The greatest strength of this study lies in that it includes a pilot study involving 9 glioma patients, 3 oligodendroglioma, 3 astrocytoma and 3 glioblastoma. This part of the study performed using glutamate MRS has shown that peritumoral glutamate responds to acute oral dosing of sulfasalazine, an SXC inhibitor and the authors have measured the change which they subsequently compared with SLC7A11 expression in the biopsy tissue from these patients. This comparison had thrown light on the fact that higher SLC7A11 expression corresponded to larger change in glutamate in response to sulfasalazine. Thus, they have shown that SAS penetrates the blood brain barrier and alters glutamate level acutely. Also, six of these patients were tested and were found to have an abnormal EEG. Though this part of the study greatly enhances the translational aspect of this study, it must be noted that the grades of glioma were either grade II or grade IV. There were no anaplastic grade III gliomas included in the study which would have completed the spectrum of adult diffuse gliomas. The SXC expression in different grades of glioma is different according to the Figure S11 in the article. Thus, the grade of the tumor may have influenced the results of the study. However since grade of glioma cannot be determined until after the biopsy, recruiting patients of all grades was out of scope for the clinical MRS pilot study. Since SAS has a short half life, the rebound increase as shown in the study is more likely and hence, other SXC inhibitors need to be investigated for the purpose.
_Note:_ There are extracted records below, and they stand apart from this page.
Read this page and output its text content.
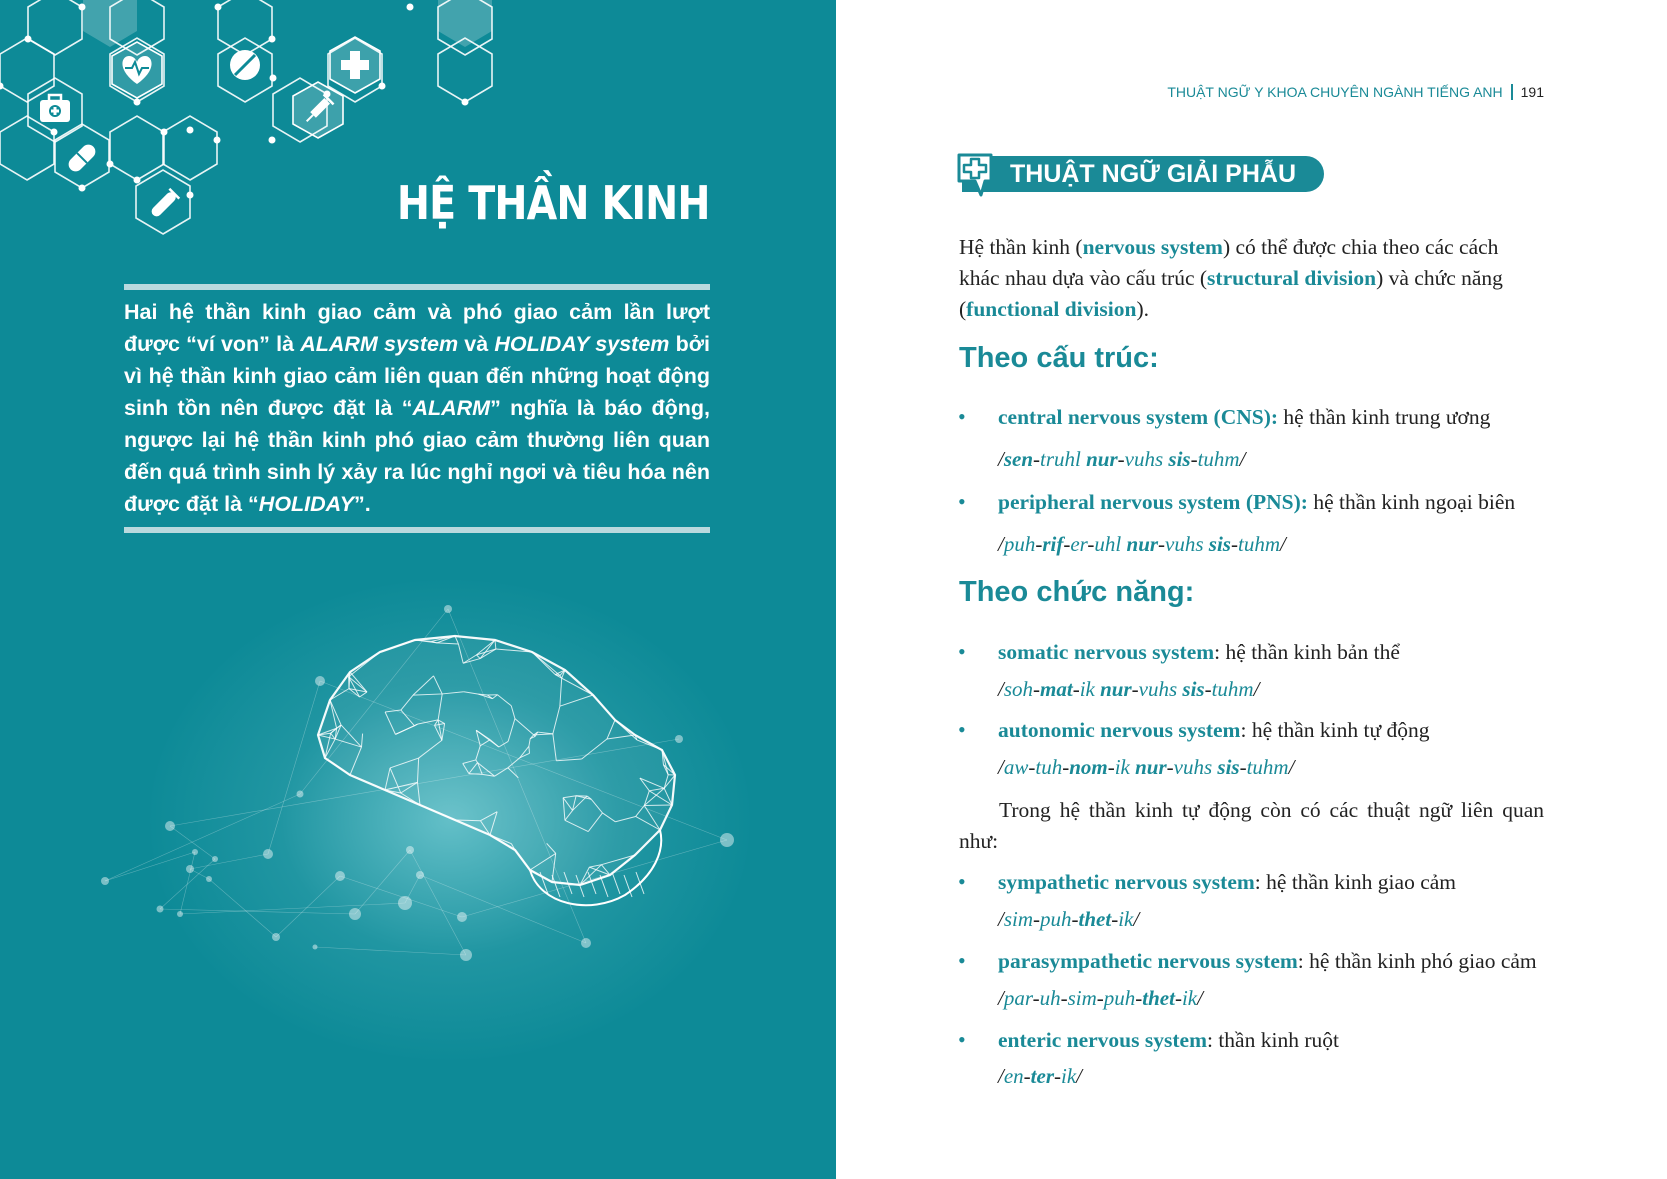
HỆ THẦN KINH

Hai hệ thần kinh giao cảm và phó giao cảm lần lượt được “ví von” là ALARM system và HOLIDAY system bởi vì hệ thần kinh giao cảm liên quan đến những hoạt động sinh tồn nên được đặt là “ALARM” nghĩa là báo động, ngược lại hệ thần kinh phó giao cảm thường liên quan đến quá trình sinh lý xảy ra lúc nghỉ ngơi và tiêu hóa nên được đặt là “HOLIDAY”.

THUẬT NGỮ Y KHOA CHUYÊN NGÀNH TIẾNG ANH 191
THUẬT NGỮ GIẢI PHẪU

Hệ thần kinh (nervous system) có thể được chia theo các cách khác nhau dựa vào cấu trúc (structural division) và chức năng (functional division).

Theo cấu trúc:
• central nervous system (CNS): hệ thần kinh trung ương
/sen-truhl nur-vuhs sis-tuhm/
• peripheral nervous system (PNS): hệ thần kinh ngoại biên
/puh-rif-er-uhl nur-vuhs sis-tuhm/
• somatic nervous system: hệ thần kinh bản thể
/soh-mat-ik nur-vuhs sis-tuhm/
• autonomic nervous system: hệ thần kinh tự động
/aw-tuh-nom-ik nur-vuhs sis-tuhm/
• sympathetic nervous system: hệ thần kinh giao cảm
/sim-puh-thet-ik/
• parasympathetic nervous system: hệ thần kinh phó giao cảm
/par-uh-sim-puh-thet-ik/
• enteric nervous system: thần kinh ruột
/en-ter-ik/
Theo chức năng:

Trong hệ thần kinh tự động còn có các thuật ngữ liên quan như:
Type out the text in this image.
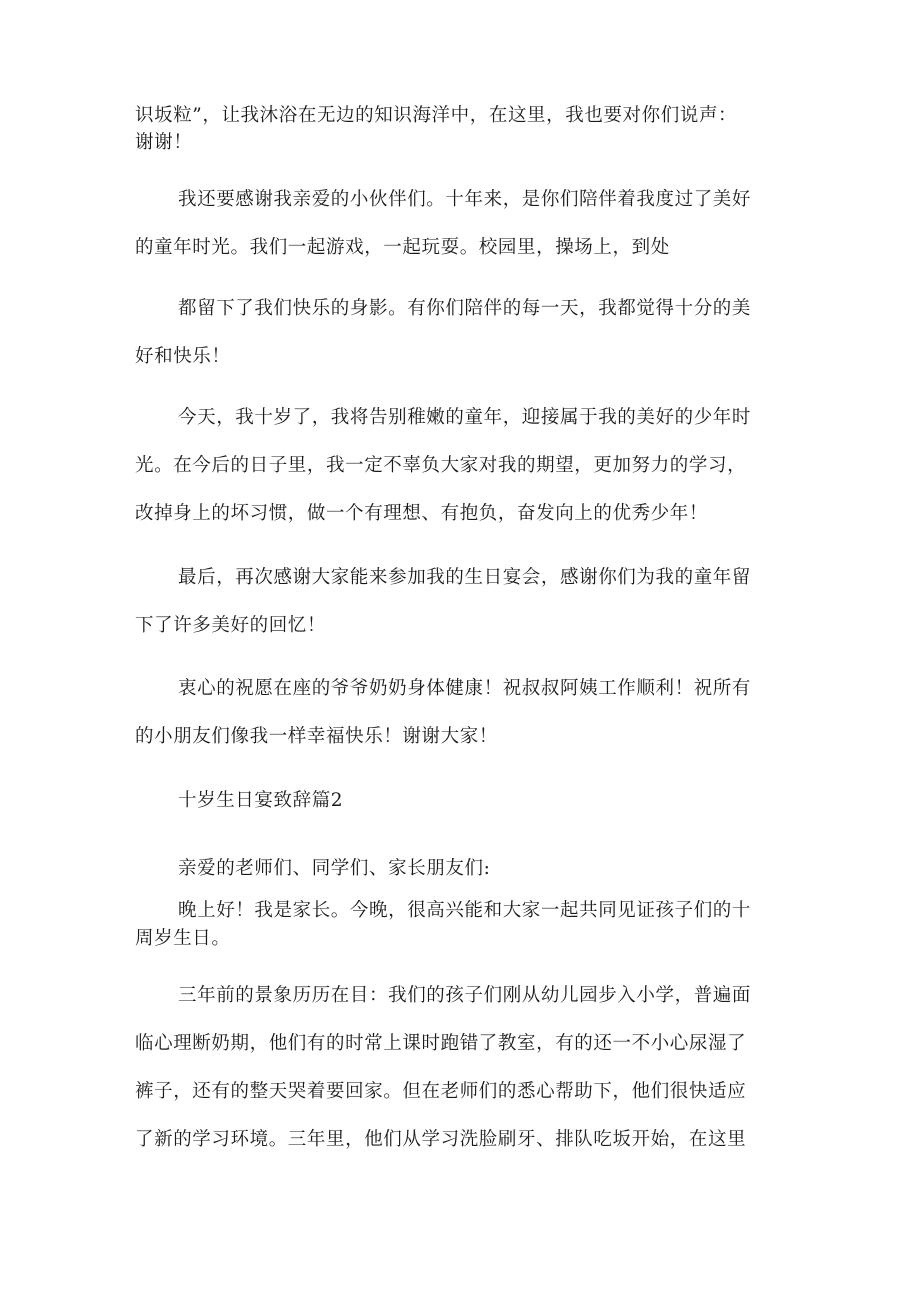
识坂粒”，让我沐浴在无边的知识海洋中，在这里，我也要对你们说声：
谢谢！
我还要感谢我亲爱的小伙伴们。十年来，是你们陪伴着我度过了美好
的童年时光。我们一起游戏，一起玩耍。校园里，操场上，到处
都留下了我们快乐的身影。有你们陪伴的每一天，我都觉得十分的美
好和快乐！
今天，我十岁了，我将告别稚嫩的童年，迎接属于我的美好的少年时
光。在今后的日子里，我一定不辜负大家对我的期望，更加努力的学习，
改掉身上的坏习惯，做一个有理想、有抱负，奋发向上的优秀少年！
最后，再次感谢大家能来参加我的生日宴会，感谢你们为我的童年留
下了许多美好的回忆！
衷心的祝愿在座的爷爷奶奶身体健康！祝叔叔阿姨工作顺利！祝所有
的小朋友们像我一样幸福快乐！谢谢大家！
十岁生日宴致辞篇2
亲爱的老师们、同学们、家长朋友们:
晚上好！我是家长。今晚，很高兴能和大家一起共同见证孩子们的十
周岁生日。
三年前的景象历历在目：我们的孩子们刚从幼儿园步入小学，普遍面
临心理断奶期，他们有的时常上课时跑错了教室，有的还一不小心尿湿了
裤子，还有的整天哭着要回家。但在老师们的悉心帮助下，他们很快适应
了新的学习环境。三年里，他们从学习洗脸刷牙、排队吃坂开始，在这里
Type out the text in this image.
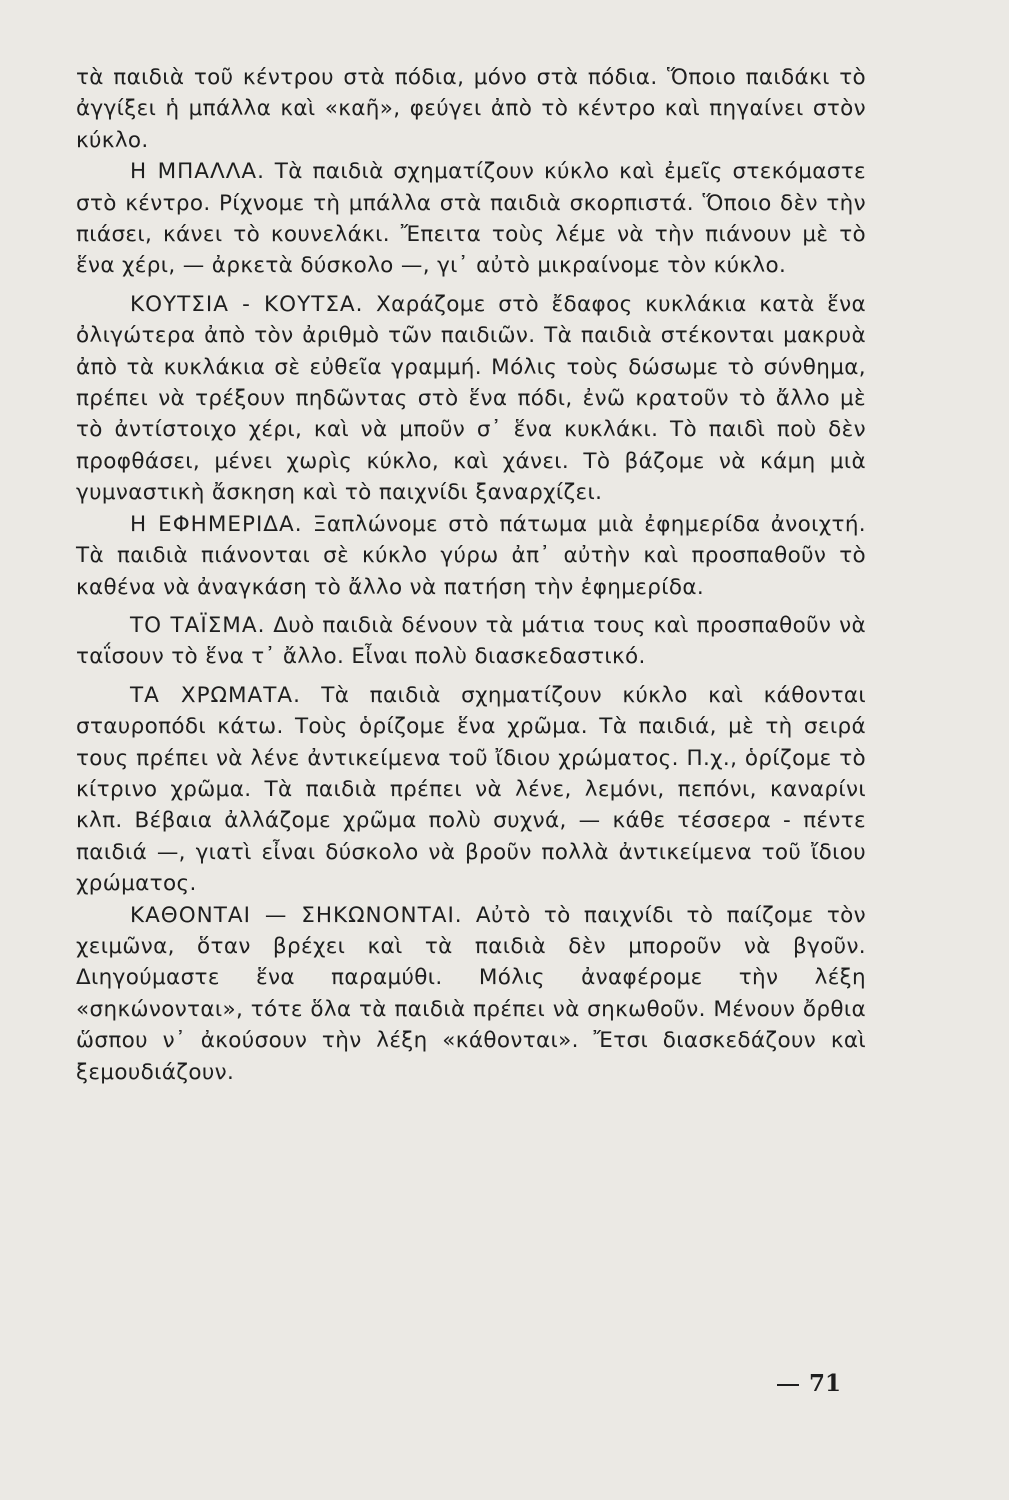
τὰ παιδιὰ τοῦ κέντρου στὰ πόδια, μόνο στὰ πόδια. Ὅποιο παιδάκι τὸ ἀγγίξει ἡ μπάλλα καὶ «καῆ», φεύγει ἀπὸ τὸ κέντρο καὶ πηγαίνει στὸν κύκλο.

Η ΜΠΑΛΛΑ. Τὰ παιδιὰ σχηματίζουν κύκλο καὶ ἐμεῖς στεκόμαστε στὸ κέντρο. Ρίχνομε τὴ μπάλλα στὰ παιδιὰ σκορπιστά. Ὅποιο δὲν τὴν πιάσει, κάνει τὸ κουνελάκι. Ἔπειτα τοὺς λέμε νὰ τὴν πιάνουν μὲ τὸ ἕνα χέρι, — ἀρκετὰ δύσκολο —, γι᾽ αὐτὸ μικραίνομε τὸν κύκλο.

ΚΟΥΤΣΙΑ - ΚΟΥΤΣΑ. Χαράζομε στὸ ἔδαφος κυκλάκια κατὰ ἕνα ὀλιγώτερα ἀπὸ τὸν ἀριθμὸ τῶν παιδιῶν. Τὰ παιδιὰ στέκονται μακρυὰ ἀπὸ τὰ κυκλάκια σὲ εὐθεῖα γραμμή. Μόλις τοὺς δώσωμε τὸ σύνθημα, πρέπει νὰ τρέξουν πηδῶντας στὸ ἕνα πόδι, ἐνῶ κρατοῦν τὸ ἄλλο μὲ τὸ ἀντίστοιχο χέρι, καὶ νὰ μποῦν σ᾽ ἕνα κυκλάκι. Τὸ παιδὶ ποὺ δὲν προφθάσει, μένει χωρὶς κύκλο, καὶ χάνει. Τὸ βάζομε νὰ κάμη μιὰ γυμναστικὴ ἄσκηση καὶ τὸ παιχνίδι ξαναρχίζει.

Η ΕΦΗΜΕΡΙΔΑ. Ξαπλώνομε στὸ πάτωμα μιὰ ἐφημερίδα ἀνοιχτή. Τὰ παιδιὰ πιάνονται σὲ κύκλο γύρω ἀπ᾽ αὐτὴν καὶ προσπαθοῦν τὸ καθένα νὰ ἀναγκάση τὸ ἄλλο νὰ πατήση τὴν ἐφημερίδα.

ΤΟ ΤΑΪΣΜΑ. Δυὸ παιδιὰ δένουν τὰ μάτια τους καὶ προσπαθοῦν νὰ ταΐσουν τὸ ἕνα τ᾽ ἄλλο. Εἶναι πολὺ διασκεδαστικό.

ΤΑ ΧΡΩΜΑΤΑ. Τὰ παιδιὰ σχηματίζουν κύκλο καὶ κάθονται σταυροπόδι κάτω. Τοὺς ὁρίζομε ἕνα χρῶμα. Τὰ παιδιά, μὲ τὴ σειρά τους πρέπει νὰ λένε ἀντικείμενα τοῦ ἴδιου χρώματος. Π.χ., ὁρίζομε τὸ κίτρινο χρῶμα. Τὰ παιδιὰ πρέπει νὰ λένε, λεμόνι, πεπόνι, καναρίνι κλπ. Βέβαια ἀλλάζομε χρῶμα πολὺ συχνά, — κάθε τέσσερα - πέντε παιδιά —, γιατὶ εἶναι δύσκολο νὰ βροῦν πολλὰ ἀντικείμενα τοῦ ἴδιου χρώματος.

ΚΑΘΟΝΤΑΙ — ΣΗΚΩΝΟΝΤΑΙ. Αὐτὸ τὸ παιχνίδι τὸ παίζομε τὸν χειμῶνα, ὅταν βρέχει καὶ τὰ παιδιὰ δὲν μποροῦν νὰ βγοῦν. Διηγούμαστε ἕνα παραμύθι. Μόλις ἀναφέρομε τὴν λέξη «σηκώνονται», τότε ὅλα τὰ παιδιὰ πρέπει νὰ σηκωθοῦν. Μένουν ὄρθια ὥσπου ν᾽ ἀκούσουν τὴν λέξη «κάθονται». Ἔτσι διασκεδάζουν καὶ ξεμουδιάζουν.

71
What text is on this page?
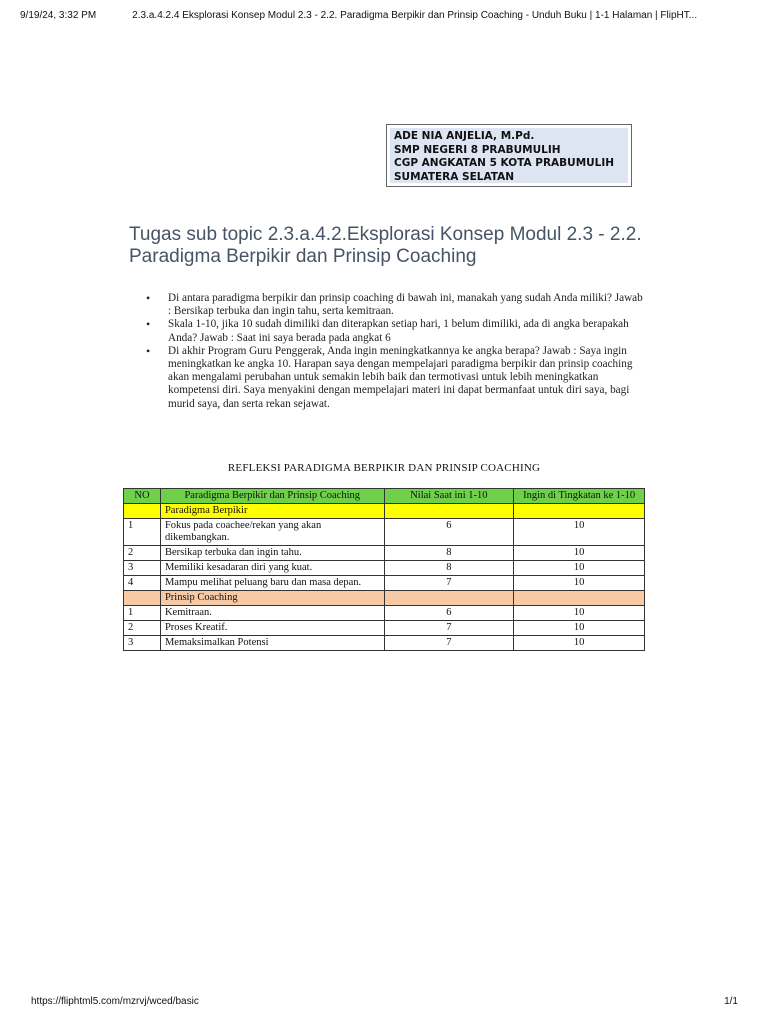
9/19/24, 3:32 PM	2.3.a.4.2.4 Eksplorasi Konsep Modul 2.3 - 2.2. Paradigma Berpikir dan Prinsip Coaching - Unduh Buku | 1-1 Halaman | FlipHT...
ADE NIA ANJELIA, M.Pd.
SMP NEGERI 8 PRABUMULIH
CGP ANGKATAN 5 KOTA PRABUMULIH
SUMATERA SELATAN
Tugas sub topic 2.3.a.4.2.Eksplorasi Konsep Modul 2.3 - 2.2. Paradigma Berpikir dan Prinsip Coaching
• Di antara paradigma berpikir dan prinsip coaching di bawah ini, manakah yang sudah Anda miliki? Jawab : Bersikap terbuka dan ingin tahu, serta kemitraan.
• Skala 1-10, jika 10 sudah dimiliki dan diterapkan setiap hari, 1 belum dimiliki, ada di angka berapakah Anda? Jawab : Saat ini saya berada pada angkat 6
• Di akhir Program Guru Penggerak, Anda ingin meningkatkannya ke angka berapa? Jawab : Saya ingin meningkatkan ke angka 10. Harapan saya dengan mempelajari paradigma berpikir dan prinsip coaching akan mengalami perubahan untuk semakin lebih baik dan termotivasi untuk lebih meningkatkan kompetensi diri. Saya menyakini dengan mempelajari materi ini dapat bermanfaat untuk diri saya, bagi murid saya, dan serta rekan sejawat.
REFLEKSI PARADIGMA BERPIKIR DAN PRINSIP COACHING
NO	Paradigma Berpikir dan Prinsip Coaching	Nilai Saat ini 1-10	Ingin di Tingkatan ke 1-10
	Paradigma Berpikir		
1	Fokus pada coachee/rekan yang akan dikembangkan.	6	10
2	Bersikap terbuka dan ingin tahu.	8	10
3	Memiliki kesadaran diri yang kuat.	8	10
4	Mampu melihat peluang baru dan masa depan.	7	10
	Prinsip Coaching		
1	Kemitraan.	6	10
2	Proses Kreatif.	7	10
3	Memaksimalkan Potensi	7	10
https://fliphtml5.com/mzrvj/wced/basic	1/1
On the whole, this well conducted study has investigated glutamate release in gliomas from multiple angles and has successfully shown that SXC inhibitors may be an important treatment modality in gliomas which so far depend heavily on temozolomide. Though clinically underpowered to make such a suggestion, the study goes in hand with recent studies using Sulfasalazine in glioma which have shown promise in vitro (9) as well as in clinical trials. These clinical trials demonstrated the benefit of sulfasalazine treatment in the form of seizure control in humans (10) and in the form of radio-sensitization for gamma knife radiosurgery in rats with human GBM xenografts (11). Thus, a search for SXC inhibitors with longer half life and better suited for administration to glioma patients may hold promise in the treatment of these dreaded tumors.
Acknowledgements
None.
Footnote
Conflicts of Interest: The authors have no conflicts of interest to declare.